Non risulta nemmeno applicabile la condizione attenuante prevista dall’art. 62, comma 4, c.p., considerando gli effetti dannosi connessi alla lesione della persona oggetto di minacce e dunque la pena inflitta ai datori è ritenuta proporzionata.
Cass Civ Sez Lav n-41985-2022

26/10/2022

🧑‍⚖️ Il Tribunale di Milano, sezione Lavoro, si è pronunciato sul caso di danno derivante dall’usura psico-fisica di un lavoratore stacanovista, chiamato a lavorare per ben 13 ore al giorno, senza fruire né di riposi né di ferie.

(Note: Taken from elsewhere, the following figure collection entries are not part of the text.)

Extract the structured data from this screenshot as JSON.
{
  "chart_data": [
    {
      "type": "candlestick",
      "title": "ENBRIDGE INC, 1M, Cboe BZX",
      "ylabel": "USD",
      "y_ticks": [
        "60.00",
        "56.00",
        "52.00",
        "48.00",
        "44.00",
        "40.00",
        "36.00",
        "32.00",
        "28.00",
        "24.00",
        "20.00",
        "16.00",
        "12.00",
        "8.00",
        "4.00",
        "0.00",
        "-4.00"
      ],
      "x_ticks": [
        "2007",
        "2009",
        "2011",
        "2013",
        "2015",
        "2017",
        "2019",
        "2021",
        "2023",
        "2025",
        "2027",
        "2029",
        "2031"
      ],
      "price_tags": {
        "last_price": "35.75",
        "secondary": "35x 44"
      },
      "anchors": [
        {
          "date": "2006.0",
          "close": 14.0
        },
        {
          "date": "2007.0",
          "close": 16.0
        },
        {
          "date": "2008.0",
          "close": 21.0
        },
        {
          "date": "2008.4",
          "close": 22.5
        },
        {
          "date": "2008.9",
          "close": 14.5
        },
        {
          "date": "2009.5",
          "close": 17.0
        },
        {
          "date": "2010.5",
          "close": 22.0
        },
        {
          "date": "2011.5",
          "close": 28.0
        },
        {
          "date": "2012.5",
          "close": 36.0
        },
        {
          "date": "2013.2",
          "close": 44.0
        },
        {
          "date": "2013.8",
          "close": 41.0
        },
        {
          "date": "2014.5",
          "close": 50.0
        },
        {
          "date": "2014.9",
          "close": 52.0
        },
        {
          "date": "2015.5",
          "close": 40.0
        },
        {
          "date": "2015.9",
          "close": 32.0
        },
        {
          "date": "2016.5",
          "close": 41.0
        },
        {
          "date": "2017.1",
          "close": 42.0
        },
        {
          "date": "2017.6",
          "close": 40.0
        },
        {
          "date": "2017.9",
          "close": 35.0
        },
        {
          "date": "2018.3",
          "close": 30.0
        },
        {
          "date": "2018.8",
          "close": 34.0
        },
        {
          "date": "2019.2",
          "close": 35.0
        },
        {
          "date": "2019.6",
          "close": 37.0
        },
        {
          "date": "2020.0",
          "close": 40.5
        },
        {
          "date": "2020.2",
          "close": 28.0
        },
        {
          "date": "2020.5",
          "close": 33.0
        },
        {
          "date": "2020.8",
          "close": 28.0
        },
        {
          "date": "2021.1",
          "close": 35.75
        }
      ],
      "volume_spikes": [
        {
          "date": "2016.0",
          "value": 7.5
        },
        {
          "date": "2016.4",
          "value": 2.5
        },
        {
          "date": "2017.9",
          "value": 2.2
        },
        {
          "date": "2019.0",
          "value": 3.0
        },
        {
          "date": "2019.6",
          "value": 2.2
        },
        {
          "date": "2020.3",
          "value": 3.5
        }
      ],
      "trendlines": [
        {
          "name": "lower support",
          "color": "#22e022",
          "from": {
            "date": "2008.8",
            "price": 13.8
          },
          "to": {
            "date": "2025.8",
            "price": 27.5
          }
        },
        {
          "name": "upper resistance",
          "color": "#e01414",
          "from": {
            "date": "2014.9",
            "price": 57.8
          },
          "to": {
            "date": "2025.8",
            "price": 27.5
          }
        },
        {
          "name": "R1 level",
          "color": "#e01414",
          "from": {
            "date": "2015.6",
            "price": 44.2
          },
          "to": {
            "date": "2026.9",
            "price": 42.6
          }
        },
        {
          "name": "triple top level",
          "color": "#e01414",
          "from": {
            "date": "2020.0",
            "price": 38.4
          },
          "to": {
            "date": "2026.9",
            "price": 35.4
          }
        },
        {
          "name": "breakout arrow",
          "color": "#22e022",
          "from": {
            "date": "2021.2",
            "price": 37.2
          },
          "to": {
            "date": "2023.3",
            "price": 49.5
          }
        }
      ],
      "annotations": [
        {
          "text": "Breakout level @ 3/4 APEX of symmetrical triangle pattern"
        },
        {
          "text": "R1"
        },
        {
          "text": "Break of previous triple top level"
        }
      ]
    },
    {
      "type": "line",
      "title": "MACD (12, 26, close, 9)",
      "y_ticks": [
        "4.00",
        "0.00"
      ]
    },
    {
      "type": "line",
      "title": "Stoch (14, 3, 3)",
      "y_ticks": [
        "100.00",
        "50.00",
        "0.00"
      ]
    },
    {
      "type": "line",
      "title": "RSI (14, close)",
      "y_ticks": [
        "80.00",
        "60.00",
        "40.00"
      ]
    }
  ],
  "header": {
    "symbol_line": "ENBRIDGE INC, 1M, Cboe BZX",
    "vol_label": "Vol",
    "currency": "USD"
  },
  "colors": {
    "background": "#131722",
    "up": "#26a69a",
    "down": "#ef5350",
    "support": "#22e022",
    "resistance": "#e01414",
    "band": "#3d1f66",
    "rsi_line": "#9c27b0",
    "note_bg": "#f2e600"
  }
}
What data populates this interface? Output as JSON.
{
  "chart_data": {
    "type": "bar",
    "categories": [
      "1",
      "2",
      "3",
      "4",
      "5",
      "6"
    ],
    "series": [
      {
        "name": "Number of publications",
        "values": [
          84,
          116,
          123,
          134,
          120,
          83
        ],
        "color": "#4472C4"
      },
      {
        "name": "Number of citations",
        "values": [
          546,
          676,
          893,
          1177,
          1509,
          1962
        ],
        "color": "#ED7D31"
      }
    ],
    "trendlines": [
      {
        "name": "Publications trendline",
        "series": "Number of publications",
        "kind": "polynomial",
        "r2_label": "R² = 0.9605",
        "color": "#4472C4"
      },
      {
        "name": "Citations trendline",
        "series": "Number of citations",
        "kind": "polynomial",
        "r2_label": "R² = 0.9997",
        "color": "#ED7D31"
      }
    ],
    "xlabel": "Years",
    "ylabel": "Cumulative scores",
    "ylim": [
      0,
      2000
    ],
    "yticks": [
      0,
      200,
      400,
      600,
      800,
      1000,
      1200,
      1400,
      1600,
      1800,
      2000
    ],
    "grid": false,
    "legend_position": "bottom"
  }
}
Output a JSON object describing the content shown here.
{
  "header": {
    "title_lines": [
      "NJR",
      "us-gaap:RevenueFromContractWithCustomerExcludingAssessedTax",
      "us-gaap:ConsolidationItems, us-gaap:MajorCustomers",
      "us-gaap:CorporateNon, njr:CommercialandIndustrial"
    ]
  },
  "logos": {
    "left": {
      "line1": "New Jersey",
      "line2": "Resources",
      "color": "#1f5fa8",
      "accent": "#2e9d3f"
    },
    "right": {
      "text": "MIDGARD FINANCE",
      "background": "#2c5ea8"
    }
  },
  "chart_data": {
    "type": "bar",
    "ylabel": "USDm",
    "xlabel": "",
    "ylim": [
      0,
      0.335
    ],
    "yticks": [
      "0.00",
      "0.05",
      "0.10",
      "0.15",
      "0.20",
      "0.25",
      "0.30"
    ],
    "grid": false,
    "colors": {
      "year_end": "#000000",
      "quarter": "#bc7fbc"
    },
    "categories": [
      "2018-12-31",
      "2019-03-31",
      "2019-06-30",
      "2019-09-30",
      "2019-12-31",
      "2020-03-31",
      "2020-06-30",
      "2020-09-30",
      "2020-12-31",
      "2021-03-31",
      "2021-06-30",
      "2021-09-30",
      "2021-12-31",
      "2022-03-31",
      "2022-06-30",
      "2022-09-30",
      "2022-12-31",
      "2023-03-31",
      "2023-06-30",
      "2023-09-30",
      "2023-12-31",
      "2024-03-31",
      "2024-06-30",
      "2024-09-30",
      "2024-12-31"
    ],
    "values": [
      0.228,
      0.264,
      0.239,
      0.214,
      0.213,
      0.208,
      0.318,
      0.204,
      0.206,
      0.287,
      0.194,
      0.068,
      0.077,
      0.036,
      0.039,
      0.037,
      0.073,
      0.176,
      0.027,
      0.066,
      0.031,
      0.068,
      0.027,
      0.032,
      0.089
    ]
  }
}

📄 Nel verdetto viene affermato che il predetto danno sussiste a prescindere dalla previsione di una maggiorazione retributiva per il lavoro svolto nel giorno festivo ed è comunque indipendente dal consenso del lavoratore

26/10/2022

❗️ Il lavoratore che viene adibito a mansioni inferiori rispetto a quelle per cui è inquadrato, può rifiutare legittimamente lo svolgimento della prestazione, tanto più se il ccnl applicato sanziona unicamente il rifiuto di effettuare compiti previsti dalla qualifica. Lo prevede la sentenza 30543/2022 della Corte di Cassazione.
🔎 In particolare per i giudici non sussiste un caso di insubordinazione se la reazione del lavoratore risulta proporzionale all’inadempimento datoriale e conforme ai canoni di buona fede.
A queste condizioni, il licenziamento disciplinare irrogato dal datore di lavoro è dunque illegittimo e comporta l’applicazione del rimedio della reintegrazione in servizio, oltre al risarcimento danni nella misura massima delle 12 mensilità, prevista dall’articolo 18, comma 4, dello Statuto dei lavoratori.